1 de enero de 2007

Alicia y el conejo blanco

Por Raquel Medina



Alicia soñó anoche con el País de las Maravillas. Al despertar, perdida entre la realidad y la noche, decidió salir a pasear en busca del conejo blanco. Encontró gente muy cortés, gente muy fría, encontró emigrantes con acentos extraños y también alguna reina paranoica. Pero no vio al conejo blanco. Se perdió buscando en los museos, en los parques, en las calles inmensas de la ciudad soberana. Fue incluso hasta el río y cruzó uno por uno todos sus puentes. Desde Waterloo Bridge observó el Gran Reloj, siempre en hora; bajó las escaleras hasta la orilla sola, sola en la multitud de gente de distintas razas, todos separados, cada uno en su apropiado lugar. Buscó algún parecido entre ella y cualquier otro. Vio a los negros caribeños, vio a los blancos caucásicos, a los hispanos e hindúes, vio árabes, africanos y asiáticos. Y algunos a los que no supo clasificar. Todos junto al río. No lo encontró.

Alicia estaba aprendiendo a observar en silencio. Miraba los ferrys cruzar el Thames, bajo los gritos de las gaviotas, y respiraba el mar, amplio, libre. Le preguntó en silencio al río si había visto al conejo blanco. No le contestó. Tampoco lo hicieron las gaviotas chillonas.

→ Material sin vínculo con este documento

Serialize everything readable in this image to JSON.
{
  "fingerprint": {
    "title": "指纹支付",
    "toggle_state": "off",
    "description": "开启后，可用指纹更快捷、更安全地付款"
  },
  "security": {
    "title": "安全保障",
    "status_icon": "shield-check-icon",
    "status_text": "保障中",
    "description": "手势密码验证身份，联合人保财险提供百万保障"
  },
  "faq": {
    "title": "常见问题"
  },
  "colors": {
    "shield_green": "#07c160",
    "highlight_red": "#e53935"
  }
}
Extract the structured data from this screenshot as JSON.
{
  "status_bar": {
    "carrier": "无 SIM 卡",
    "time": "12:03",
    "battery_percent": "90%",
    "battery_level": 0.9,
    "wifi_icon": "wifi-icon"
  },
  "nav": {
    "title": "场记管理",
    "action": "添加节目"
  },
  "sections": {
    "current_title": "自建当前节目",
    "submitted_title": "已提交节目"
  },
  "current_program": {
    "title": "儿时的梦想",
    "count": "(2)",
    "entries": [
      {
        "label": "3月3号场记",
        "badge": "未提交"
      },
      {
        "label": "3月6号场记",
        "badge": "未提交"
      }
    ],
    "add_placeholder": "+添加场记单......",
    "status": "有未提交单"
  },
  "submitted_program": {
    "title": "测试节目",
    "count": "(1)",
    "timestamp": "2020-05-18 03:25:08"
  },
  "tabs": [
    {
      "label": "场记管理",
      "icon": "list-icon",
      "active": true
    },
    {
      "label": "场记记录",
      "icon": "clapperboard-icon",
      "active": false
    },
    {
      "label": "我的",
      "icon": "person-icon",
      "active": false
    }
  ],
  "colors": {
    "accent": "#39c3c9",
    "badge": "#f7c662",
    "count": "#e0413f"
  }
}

Estaba a punto de irse cuando un hombre alto, de ojos grandes y piel negra, le preguntó con un fuerte acento: “¿Buscas a alguien?”. Ella se volvió y se detuvo en su blusón de colores, en su pantalón inmaculado. Él, inclinó la cabeza para dirigirse a Alicia, sonrió y su sonrisa blanca brilló en su rostro moreno. Repitió la pregunta: “¿Buscas a alguien?”. Sin saber por qué, Alicia se sintió más extranjera que nunca al contestar en voz baja: “Busco al conejo blanco”. El extranjero soltó una fuerte carcajada que dejó a la vista todas sus muelas y algún diente dorado. A todos menos a Alicia, que agachó la cabeza avergonzada. “Todos buscan lo mismo cuando llegan a esta ciudad”. Ella miró a su alrededor; vio de nuevo gente ajena, con sonrisas ajenas y palabras extrañas. No descubrió nada en sus ojos. Era imposible que alguna vez hubiesen buscado algo. Pero él adivinó sus pensamientos.“Ellos ya no creen en conejos blancos. No creen en unicornios, ni en Dios ni hadas madrinas. Sólo creen en sí mismos, en su trabajo, en su dinero –el hombretón se detuvo un instante cuando Alicia levantó el rostro y clavó su desencanto sobre él-. No les culpes –añadió, su sonrisa abierta se apagó por un momento-, es difícil encontrar a alguien en esta ciudad”.

Sin más, el extraño se marchó en dirección contraria, hacia el puente de Westminster, hacia el Gran Reloj, andando en silencio, sin que sus sandalias hicieran ruido sobre el asfalto. Alicia se quedó allí, sola otra vez, extranjera como siempre, junto a la orilla del río, viendo al extraño personaje alejarse hacia de su vista. Y se preguntó, por un momento, si estaría buscando en el lugar correcto.

Alicia soñó anoche con el conejo blanco. Perdida entre la mañana y el sueño, decidió dar un paseo con él por el País de las Maravillas.